The ASU CSPO-led large societal forums on autonomous vehicles will take place in Phoenix, Washington and Boston in May. Thereafter, it will expand to 22 other cities in the summer.

AAAS 2019 honorees

At the conference, Fulton School of Biological and Health Systems Engineering faculty Samira Kiani became the very first ASU recipient of the 2019–2020 Alan I. Leshner Leadership Institute Public Engagement Fellows, given to 10 researchers in this year’s theme of human augmentation. These scientists and engineers were chosen for having demonstrated leadership and excellence in their research careers and an interest in promoting meaningful dialogue between science and society.

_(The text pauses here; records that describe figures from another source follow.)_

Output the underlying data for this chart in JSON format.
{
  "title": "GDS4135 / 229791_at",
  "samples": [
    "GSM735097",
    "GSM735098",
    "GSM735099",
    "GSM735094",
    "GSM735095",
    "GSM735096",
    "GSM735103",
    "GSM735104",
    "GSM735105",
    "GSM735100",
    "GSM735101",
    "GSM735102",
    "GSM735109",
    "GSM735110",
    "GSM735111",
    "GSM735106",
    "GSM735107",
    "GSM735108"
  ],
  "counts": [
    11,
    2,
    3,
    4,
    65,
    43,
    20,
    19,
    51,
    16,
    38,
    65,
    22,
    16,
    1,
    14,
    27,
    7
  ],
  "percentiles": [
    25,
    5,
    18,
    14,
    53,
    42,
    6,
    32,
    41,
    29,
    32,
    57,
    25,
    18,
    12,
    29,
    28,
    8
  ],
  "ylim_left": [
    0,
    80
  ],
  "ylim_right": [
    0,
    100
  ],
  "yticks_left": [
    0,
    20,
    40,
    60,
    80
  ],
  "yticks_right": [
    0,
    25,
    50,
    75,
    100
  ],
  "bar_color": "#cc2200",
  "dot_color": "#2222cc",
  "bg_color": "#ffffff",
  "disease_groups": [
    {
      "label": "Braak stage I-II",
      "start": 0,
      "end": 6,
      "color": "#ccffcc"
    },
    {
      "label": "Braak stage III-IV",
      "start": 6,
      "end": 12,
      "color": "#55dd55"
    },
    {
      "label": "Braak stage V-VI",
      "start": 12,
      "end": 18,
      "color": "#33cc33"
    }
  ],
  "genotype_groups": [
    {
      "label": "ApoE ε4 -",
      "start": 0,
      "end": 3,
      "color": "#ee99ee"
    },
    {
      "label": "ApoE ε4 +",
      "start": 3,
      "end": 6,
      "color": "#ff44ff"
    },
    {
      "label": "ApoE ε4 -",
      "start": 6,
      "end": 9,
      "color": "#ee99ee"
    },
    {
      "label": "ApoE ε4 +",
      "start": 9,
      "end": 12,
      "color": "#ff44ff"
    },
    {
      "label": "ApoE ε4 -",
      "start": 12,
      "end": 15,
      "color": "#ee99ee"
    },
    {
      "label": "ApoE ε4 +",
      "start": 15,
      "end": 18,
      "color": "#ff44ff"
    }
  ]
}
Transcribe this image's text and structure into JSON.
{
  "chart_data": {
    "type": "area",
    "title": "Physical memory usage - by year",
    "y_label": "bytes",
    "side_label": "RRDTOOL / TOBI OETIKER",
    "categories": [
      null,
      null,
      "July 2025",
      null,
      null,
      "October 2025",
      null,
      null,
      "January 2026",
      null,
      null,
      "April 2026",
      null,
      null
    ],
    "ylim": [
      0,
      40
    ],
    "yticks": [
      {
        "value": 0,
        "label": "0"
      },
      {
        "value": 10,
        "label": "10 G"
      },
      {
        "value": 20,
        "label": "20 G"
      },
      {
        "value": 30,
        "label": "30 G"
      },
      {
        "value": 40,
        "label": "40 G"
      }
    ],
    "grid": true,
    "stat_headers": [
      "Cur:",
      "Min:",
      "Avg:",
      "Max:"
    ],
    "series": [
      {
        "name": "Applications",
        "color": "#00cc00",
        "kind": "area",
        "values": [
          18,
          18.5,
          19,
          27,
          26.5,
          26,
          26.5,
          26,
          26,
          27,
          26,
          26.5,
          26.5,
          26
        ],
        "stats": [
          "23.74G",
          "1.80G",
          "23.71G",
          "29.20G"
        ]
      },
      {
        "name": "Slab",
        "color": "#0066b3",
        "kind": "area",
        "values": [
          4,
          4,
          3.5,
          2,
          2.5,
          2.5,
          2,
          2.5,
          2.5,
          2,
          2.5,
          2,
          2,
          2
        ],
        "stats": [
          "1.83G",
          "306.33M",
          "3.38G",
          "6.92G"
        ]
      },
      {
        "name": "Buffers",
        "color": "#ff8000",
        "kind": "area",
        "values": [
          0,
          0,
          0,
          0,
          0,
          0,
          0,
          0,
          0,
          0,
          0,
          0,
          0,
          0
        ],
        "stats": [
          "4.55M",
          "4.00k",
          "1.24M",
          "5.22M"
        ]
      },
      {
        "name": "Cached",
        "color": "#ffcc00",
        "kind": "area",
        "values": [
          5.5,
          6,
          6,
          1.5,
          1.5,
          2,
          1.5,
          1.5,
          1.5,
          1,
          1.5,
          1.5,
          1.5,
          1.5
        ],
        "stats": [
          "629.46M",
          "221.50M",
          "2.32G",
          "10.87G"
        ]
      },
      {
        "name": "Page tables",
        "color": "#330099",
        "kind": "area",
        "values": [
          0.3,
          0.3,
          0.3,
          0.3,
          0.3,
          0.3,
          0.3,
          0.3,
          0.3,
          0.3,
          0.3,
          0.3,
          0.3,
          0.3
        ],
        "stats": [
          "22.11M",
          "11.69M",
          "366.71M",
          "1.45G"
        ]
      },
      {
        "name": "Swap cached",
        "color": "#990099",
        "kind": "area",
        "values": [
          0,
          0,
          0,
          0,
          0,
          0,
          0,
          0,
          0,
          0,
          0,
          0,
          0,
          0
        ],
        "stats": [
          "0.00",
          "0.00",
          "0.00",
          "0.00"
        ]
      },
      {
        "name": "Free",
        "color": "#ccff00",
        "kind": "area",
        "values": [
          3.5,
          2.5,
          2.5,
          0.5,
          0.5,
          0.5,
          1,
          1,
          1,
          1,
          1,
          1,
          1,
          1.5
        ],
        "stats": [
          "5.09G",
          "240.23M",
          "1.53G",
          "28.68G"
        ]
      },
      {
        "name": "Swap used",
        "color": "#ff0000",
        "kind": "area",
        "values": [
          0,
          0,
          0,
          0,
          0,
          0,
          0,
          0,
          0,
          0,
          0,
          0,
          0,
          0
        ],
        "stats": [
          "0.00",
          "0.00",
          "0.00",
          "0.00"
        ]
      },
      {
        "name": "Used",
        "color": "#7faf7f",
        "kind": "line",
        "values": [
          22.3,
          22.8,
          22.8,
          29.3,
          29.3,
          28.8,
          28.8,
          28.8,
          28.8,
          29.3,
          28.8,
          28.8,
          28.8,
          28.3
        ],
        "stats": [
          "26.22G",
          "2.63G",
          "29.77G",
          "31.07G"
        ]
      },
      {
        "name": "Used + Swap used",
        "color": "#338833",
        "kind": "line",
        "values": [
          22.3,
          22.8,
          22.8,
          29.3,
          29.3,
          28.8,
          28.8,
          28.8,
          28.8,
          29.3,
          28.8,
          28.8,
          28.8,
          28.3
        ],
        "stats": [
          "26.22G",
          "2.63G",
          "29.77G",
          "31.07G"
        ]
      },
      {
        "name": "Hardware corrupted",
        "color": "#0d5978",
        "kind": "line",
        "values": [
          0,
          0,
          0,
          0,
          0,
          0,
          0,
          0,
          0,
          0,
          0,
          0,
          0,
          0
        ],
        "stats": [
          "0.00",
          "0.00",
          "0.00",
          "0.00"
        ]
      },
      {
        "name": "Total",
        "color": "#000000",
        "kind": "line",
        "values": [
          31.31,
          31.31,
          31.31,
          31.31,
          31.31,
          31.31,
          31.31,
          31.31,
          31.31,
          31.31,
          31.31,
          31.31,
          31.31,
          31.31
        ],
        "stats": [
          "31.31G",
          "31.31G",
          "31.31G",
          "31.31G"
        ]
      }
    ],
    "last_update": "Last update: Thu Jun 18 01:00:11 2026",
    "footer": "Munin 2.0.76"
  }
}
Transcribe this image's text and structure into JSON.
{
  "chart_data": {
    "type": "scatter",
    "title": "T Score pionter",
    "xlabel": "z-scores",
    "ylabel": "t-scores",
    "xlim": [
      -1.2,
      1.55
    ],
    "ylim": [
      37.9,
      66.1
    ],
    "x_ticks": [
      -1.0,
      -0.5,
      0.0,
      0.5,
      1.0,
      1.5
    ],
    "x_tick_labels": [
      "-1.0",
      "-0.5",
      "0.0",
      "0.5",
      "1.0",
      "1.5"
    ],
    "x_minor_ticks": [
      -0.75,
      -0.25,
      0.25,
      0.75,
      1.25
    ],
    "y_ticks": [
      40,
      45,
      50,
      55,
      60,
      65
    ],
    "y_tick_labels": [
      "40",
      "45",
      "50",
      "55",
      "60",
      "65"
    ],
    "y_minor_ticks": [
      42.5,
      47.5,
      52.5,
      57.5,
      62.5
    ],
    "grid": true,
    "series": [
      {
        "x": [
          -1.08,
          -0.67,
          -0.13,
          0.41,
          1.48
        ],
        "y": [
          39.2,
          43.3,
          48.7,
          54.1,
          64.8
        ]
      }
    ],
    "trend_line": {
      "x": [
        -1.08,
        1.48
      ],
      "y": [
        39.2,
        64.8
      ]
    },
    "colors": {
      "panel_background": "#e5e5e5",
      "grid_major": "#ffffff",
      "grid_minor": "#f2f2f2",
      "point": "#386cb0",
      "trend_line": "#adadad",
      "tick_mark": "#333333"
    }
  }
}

“The topic I’m working on is very timely with engaging the public,” Kiani said. “There are so many implications with CRISPR, gene editing and how it is changing the future. And it’s not just in health, but every aspect of our future: climate, food, everything.”

During her fellowship year, Kiani wants to have the opportunity to extend the reach of her documentary, “Code of the Wild.” In collaboration with director and filmmaker Cody Sheehy (Rhumbline Media), Kiani will also work on an initiative called Tomorrow Lab, which aims to foster a creative and engaging dialogue about rapidly developing genetic technologies, how they transform the future and what it means to be human in these reimagined societies. The online learning educational platform will bring together all of the information that exists on gene editing and CRISPR into a highly appealing visual learning tool.

“I thought this was the perfect opportunity to use filmmaking and the creative arts to bring to the forefront the type of conversations that will eventually come up," she said. "As we go forward, more and more conversations are needed because of the recent Chinese gene-edited babies and to see what is actually happening. In my lab, we are developing tools that allow for the safer delivery of CRISPR for gene therapies, and I’m very excited about these technologies. CRISPR has benefits for clinical adult therapies, and beyond.”

Erika Camacho, an associate professor in the School of Mathematical and Natural Sciences at ASU's New College of Interdisciplinary Arts and Sciences, received the AAAS 2019 Mentor Award on Feb. 17 at the conference.

In addition, three ASU faculty — Bertram Jacobs, Hal Smith and Huan Li — also attended the 2019 AAAS Fellows ceremony in recognition of their career contributions to science, and were honored by other past ASU AAAS Fellows and colleagues. Jacobs and Smith were recognized for their pioneering efforts in biological sciences, while Liu was honored for his research in information, computing and communication.

Top photo: Emily Santora, undergraduate global health senior in the College of Liberal Arts and Sciences, and Barrett, The Honors College, prepares to give her poster session talk at the AAAS meeting.